Dystansowanie społeczne i wprowadzone ograniczenia spowodowały, że miejsca takie jak ogrody zoologiczne czy akwaria świecą pustkami. Wygląda na to, iż ryby odczuwają brak turystów.
Z informacji udostępnionych przez ABC News wynika, że u ryb przebywających w ogromnych akwariach pojawiły się oznaki samotności. Biolog morski Paul Barnes zarządza Cairns Aquarium, które było zamknięte od marca. Jego zdaniem wiele ryb zaczęło zachowywać się nietypowo, m.in. przestały jeść czy wydają się „obrażone”. Barnes dodaje, że jest to możliwe, bowiem ryby przyzywczajają się do widoku turystów i lubią tego typu „atrakcje”.

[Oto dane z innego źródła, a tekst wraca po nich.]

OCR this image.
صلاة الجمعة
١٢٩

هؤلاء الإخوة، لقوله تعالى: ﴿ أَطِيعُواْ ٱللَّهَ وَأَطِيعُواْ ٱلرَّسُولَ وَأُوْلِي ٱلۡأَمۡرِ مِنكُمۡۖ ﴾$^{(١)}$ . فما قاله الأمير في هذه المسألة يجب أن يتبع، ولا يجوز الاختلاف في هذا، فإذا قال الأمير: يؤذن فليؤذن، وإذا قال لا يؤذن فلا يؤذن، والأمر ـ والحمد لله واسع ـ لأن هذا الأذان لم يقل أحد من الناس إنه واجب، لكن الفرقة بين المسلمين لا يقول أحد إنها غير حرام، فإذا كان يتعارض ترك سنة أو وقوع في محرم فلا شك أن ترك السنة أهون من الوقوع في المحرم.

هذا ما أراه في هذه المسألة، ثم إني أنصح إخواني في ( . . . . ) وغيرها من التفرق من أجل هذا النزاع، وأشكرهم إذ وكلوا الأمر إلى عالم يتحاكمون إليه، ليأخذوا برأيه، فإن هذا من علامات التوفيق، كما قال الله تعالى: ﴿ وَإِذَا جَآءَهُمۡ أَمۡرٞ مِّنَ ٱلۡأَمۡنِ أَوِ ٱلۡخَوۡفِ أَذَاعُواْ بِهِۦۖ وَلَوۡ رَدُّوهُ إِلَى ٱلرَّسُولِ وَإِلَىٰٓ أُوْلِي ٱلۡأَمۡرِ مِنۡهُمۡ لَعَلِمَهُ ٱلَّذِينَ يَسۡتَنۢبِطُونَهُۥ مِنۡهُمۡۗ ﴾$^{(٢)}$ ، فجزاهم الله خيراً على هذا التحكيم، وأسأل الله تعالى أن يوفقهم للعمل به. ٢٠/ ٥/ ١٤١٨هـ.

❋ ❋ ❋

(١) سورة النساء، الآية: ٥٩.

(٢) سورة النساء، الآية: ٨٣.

Co ciekawe, podobne zachowanie zaobserwowano również u ryb żyjących na wolności. Te zamieszkujące Wielką Rafę Koralową także zdają się odczuwać skutki braku turystów.

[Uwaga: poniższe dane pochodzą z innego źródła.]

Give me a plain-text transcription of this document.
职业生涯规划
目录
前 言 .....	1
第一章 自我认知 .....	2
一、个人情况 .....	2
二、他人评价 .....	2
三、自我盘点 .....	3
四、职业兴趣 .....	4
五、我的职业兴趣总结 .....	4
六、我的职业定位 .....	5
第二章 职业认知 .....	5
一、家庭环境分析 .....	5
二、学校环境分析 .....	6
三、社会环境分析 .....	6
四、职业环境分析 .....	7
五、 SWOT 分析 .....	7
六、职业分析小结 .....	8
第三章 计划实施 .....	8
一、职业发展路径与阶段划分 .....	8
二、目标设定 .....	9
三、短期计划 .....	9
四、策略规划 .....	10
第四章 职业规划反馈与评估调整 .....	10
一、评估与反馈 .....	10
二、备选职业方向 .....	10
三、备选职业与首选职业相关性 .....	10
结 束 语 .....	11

Czytaj też: Te niepozorne ryby mogły rządzić oceanami przed milionami lat
Ludzie zazwyczaj uważają ryby za dość bezrozumne stworzenia, które nie są zdolne do odczuwania emocji. W rzeczywistości jest jednak zupełnie inaczej. Rybom, które przyzwyczaiły się do wizyt ludzi, brakuje bodźców, jakie zapewniały im osoby odwiedzające akwaria czy naturalne zbiorniki wodne. Wygląda więc na to, że skutki pandemii odczuwa spora część świata – i to nie tylko ludzkiego.